Today's Nonfiction post is on 1917: Vladimir Lenin, Woodrow Wilson, and the Year that Created the Modern Age by Arthur Herman. It is 448 pages long and is published by Harper Collins. The cover has the eyes of the two leaders with the title below in red. The intended reader is someone interested in World War 1 history. There is some mild language, no sex, and talk of violence in this book. There Be Spoilers Ahead.

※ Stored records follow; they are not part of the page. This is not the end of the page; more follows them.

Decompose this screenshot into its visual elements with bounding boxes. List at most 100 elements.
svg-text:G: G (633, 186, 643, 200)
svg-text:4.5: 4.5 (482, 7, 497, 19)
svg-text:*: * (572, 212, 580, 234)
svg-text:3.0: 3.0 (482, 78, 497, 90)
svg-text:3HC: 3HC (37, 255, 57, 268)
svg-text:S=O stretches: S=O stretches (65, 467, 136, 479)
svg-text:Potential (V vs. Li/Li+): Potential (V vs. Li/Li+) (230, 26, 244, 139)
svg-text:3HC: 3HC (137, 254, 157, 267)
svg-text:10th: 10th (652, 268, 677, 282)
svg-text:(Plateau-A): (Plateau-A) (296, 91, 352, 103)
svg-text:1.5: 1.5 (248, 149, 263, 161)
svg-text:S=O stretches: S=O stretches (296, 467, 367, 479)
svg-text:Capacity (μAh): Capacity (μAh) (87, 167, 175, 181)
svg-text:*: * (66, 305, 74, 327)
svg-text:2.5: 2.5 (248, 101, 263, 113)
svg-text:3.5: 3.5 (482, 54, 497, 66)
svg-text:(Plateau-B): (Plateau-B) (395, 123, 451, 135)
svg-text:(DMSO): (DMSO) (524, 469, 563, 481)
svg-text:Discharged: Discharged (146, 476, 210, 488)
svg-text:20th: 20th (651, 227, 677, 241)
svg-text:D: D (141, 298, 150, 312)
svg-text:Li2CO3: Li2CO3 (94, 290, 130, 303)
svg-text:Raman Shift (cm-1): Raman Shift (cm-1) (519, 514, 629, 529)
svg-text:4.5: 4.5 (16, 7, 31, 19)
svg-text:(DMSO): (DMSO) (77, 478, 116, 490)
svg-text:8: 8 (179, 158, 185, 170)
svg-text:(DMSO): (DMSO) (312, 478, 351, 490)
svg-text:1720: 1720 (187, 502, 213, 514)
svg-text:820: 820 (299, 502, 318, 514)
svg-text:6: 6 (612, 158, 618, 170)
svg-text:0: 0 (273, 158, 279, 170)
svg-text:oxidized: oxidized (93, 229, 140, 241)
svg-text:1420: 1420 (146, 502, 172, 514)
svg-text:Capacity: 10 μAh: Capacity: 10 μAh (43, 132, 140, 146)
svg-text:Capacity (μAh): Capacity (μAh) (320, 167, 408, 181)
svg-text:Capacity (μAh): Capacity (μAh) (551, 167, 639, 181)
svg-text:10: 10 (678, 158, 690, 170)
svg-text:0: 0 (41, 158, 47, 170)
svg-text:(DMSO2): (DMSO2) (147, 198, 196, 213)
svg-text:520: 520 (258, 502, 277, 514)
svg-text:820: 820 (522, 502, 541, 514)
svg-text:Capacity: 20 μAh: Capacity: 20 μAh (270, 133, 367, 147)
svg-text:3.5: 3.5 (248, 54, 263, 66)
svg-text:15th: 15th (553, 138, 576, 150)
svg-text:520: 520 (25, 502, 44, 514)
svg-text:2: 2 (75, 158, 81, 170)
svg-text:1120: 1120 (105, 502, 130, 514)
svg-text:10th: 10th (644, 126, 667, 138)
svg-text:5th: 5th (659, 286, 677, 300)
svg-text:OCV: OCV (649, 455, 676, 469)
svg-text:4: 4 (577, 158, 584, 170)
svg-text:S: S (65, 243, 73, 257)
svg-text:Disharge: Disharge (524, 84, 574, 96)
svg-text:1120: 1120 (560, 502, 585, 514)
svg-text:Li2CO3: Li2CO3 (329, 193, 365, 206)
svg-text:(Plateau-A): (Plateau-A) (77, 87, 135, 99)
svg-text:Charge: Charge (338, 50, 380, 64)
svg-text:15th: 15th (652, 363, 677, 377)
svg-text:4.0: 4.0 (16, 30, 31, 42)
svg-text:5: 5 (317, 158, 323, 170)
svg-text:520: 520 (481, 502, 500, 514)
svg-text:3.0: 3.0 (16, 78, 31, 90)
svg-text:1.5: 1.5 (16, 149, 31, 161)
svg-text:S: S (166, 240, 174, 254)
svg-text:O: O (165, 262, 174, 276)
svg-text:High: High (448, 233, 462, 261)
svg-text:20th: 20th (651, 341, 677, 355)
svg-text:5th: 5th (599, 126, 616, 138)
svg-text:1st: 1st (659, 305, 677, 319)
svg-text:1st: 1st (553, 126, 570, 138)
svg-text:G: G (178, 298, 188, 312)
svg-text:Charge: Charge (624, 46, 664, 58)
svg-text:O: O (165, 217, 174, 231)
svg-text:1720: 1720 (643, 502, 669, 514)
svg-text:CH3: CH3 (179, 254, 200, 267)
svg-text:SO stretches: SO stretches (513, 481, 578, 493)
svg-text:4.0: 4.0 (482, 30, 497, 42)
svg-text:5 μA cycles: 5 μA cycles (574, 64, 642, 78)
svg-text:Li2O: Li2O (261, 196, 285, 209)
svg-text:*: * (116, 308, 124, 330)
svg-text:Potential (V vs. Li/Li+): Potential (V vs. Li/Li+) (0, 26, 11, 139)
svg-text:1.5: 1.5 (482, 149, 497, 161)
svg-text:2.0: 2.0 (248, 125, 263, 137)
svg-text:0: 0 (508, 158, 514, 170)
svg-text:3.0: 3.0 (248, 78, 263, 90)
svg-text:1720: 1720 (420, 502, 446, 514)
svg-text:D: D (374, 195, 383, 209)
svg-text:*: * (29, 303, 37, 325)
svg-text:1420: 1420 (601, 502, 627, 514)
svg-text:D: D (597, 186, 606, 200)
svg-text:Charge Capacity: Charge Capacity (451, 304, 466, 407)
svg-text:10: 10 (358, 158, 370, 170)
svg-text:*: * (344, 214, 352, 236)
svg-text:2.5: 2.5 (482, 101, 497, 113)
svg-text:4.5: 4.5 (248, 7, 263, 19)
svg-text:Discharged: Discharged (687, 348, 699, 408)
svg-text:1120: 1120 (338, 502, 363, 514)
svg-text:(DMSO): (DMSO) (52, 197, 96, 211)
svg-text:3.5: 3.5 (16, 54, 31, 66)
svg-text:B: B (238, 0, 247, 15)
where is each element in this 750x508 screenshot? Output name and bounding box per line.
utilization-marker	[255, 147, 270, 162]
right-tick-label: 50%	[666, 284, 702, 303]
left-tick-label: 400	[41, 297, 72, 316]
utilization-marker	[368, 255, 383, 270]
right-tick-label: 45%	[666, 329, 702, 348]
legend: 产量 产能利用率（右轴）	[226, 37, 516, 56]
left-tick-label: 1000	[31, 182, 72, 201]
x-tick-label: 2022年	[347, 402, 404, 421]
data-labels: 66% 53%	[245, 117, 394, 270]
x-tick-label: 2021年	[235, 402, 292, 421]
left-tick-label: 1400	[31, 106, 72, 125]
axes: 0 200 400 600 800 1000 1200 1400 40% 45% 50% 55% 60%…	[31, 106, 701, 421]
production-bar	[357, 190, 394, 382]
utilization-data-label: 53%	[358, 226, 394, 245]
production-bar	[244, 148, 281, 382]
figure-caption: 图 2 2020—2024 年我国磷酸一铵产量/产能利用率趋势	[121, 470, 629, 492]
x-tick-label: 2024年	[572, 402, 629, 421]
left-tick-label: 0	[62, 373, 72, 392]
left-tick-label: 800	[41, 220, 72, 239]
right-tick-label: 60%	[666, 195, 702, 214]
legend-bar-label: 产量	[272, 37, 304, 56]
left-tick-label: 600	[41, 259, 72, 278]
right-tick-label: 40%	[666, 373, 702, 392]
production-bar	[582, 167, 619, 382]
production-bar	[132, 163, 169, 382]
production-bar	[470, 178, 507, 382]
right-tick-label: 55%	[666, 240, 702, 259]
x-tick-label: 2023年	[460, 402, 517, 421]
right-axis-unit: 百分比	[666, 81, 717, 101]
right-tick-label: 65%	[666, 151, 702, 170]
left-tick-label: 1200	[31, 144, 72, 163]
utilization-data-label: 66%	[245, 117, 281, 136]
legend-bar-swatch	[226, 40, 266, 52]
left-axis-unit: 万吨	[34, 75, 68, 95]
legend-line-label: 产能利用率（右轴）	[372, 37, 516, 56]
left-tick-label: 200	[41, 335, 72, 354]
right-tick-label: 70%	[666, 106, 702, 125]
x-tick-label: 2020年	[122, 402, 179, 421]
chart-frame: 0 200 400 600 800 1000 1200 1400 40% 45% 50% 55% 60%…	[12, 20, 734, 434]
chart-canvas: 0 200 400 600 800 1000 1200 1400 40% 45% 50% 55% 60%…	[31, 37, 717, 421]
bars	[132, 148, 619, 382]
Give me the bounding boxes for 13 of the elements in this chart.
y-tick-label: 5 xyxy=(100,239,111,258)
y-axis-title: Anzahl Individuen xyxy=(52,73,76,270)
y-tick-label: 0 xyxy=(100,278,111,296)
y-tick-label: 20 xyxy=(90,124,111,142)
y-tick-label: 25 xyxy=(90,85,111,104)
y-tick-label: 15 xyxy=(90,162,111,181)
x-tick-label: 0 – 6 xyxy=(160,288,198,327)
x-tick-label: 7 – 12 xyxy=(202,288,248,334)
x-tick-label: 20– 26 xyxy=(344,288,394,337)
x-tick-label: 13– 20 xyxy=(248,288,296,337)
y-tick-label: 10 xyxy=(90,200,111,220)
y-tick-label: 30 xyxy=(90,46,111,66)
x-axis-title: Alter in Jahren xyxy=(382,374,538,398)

From the back of the book- In 1917, Arthur Herman examines one crucial year and the two figures at its center who would set the course of modern world history: Woodrow Wilson and Vladimir Lenin. Though they were men of very different backgrounds and experiences, Herman reveals how Wilson and Lenin were very much alike. Both rose to supreme power, one through a democratic election; the other through violent revolution. Both transformed their countries by the policies they implemented, and the crucial decisions they made. Woodrow Wilson, a champion of democracy, capitalism, and the international order, steered America's involvement in World War I. Lenin, a communist revolutionary and advocate for the proletariat, lead the Bolsheviks' overthrow of Russia's earlier democratic revolution that toppled the Czar, and the establishment of a totalitarian Soviet Union. Men of opposing ideals and actions, each was idolized by millions-and vilified and feared by millions more. Though they would never meet, these two world leaders came to see in the other the evils of the world each sought to eradicate. In so doing, both would unleash the forces that still dominate our world, and that continue to shape its future from nationalism and Communism to today's maps of the Middle East, Asia, and Eastern Europe. In this incisive, fast-paced history, Herman brilliantly explores the birth of a potent rivalry between two men who rewrote the rules of geopolitics-and the moment, one hundred years ago, when our contemporary world began.

Review- This is a very hard, dry read about a very interesting time in history. Herman does his research , which was excellent with notes about sources and other materials, but he forgot to make his book engaging. Reading this book was not easy. It was dry, it was overloaded with details that did not add to the overall narrative, and it was boring at times. Herman takes the reader from the begins of the First World War, briefly, then he get into the meat of his book which is how these two very different leaders shaped the war and the world after it. Herman gives so much information that I was lost at times about why one detail mattered so much in the sea of everything he deluged me with, sometimes I could not even tell which detail he wanted to make more important. In the end I was very disappointed with this book because it sounds so interesting but Herman loses the power of his reading of history in all the details of that history.

I give this book a Two out of Five stars.